Complexity. A microservices application has more moving parts. Each service may be simple, but the services have to work together as a whole. A single user operation may involve multiple services. In the chapter Ingestion and workflow, we examine some of the issues around ingesting requests at high throughput, coordinating a workflow, and handling failures.
Communication between clients and the application. When you decompose an application into many small services, how should clients communicate with those services? Should a client call each individual service directly, or route requests through an API Gateway?
Monitoring. Monitoring a distributed application can be a lot harder than a monolithic application, because you must correlate telemetry from multiple services. The chapter Logging and monitoring addresses these concerns.
Continuous integration and delivery (CI/CD). One of the main goals of microservices is agility. To achieve this, you must have automated and robust CI/CD, so that you can quickly and reliably deploy individual services into test and production environments.
The Drone Delivery application
To explore these issues, and to illustrate some of the best practices for a microservices architecture, we created a reference implementation that we call the Drone Delivery application. You can find the reference implementation on GitHub.
Fabrikam, Inc. is starting a drone delivery service. The company manages a fleet of drone aircraft. Businesses register with the service, and users can request a drone to pick up goods for delivery. When a customer schedules a pickup, a backend system assigns a drone and notifies the user with an estimated delivery time. While the delivery is in progress, the customer can track the location of the drone, with a continuously updated ETA.

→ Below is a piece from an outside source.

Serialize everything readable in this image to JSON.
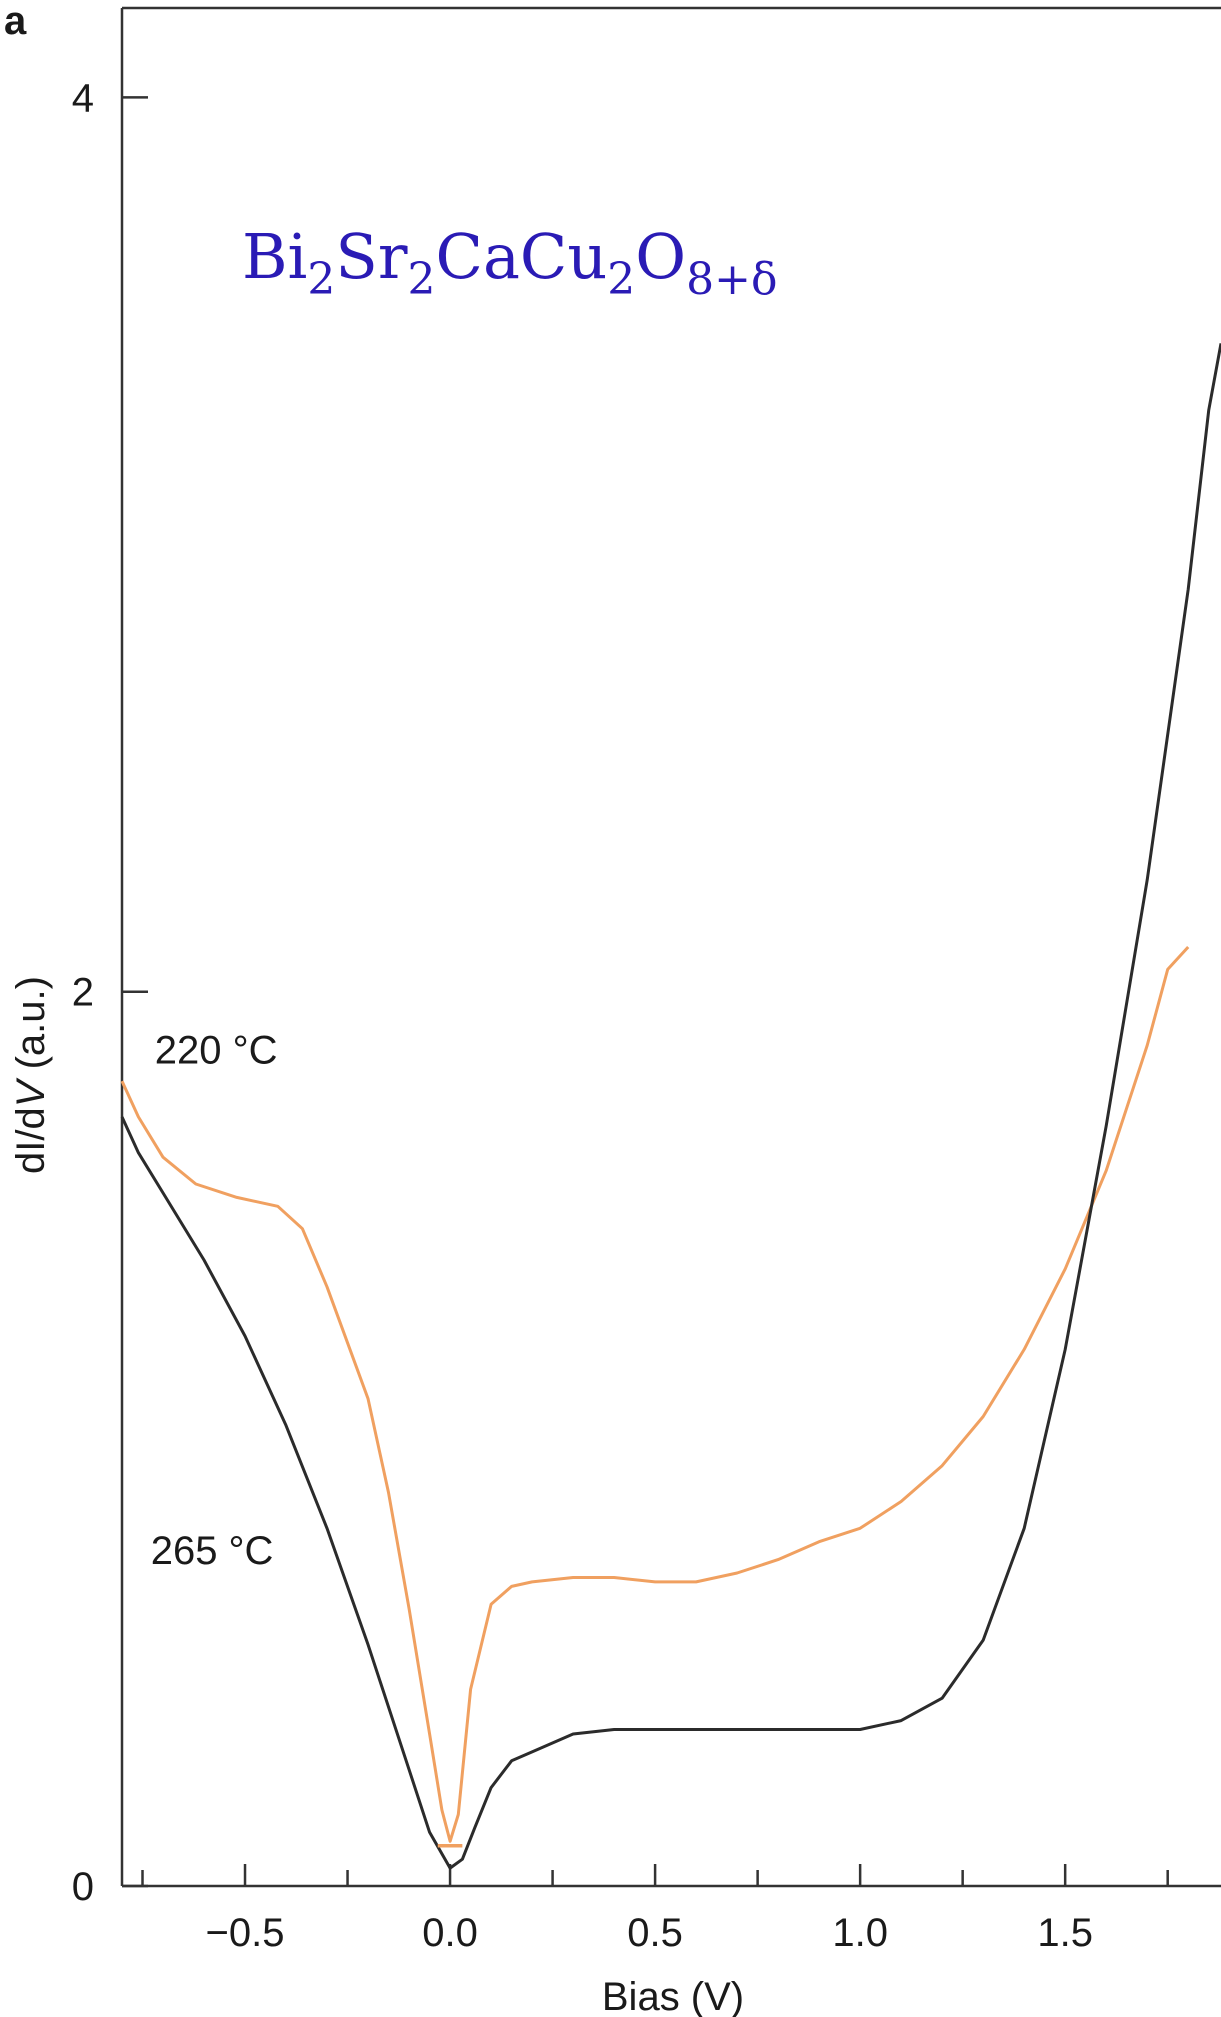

This scenario involves a fairly complicated domain. Some of the business concerns include scheduling drones, tracking packages, managing user accounts, and storing and analyzing historical data. Moreover, Fabrikam wants to get to market quickly and then iterate quickly, adding new functionality and capabilities. The application needs to operate at cloud scale, with a high service level objective (SLO). Fabrikam also expects that different parts of the system will have very different requirements for data storage and querying. All of these considerations lead Fabrikam to choose a microservices architecture for the Drone Delivery application.
For help in choosing between a microservices architecture and other architectural styles, see the Azure Application Architecture Guide.
Our reference implementation uses Kubernetes with Azure Kubernetes Service (AKS). However, many of the high-level architectural decisions and challenges will apply to any container orchestrator, including Azure Service Fabric.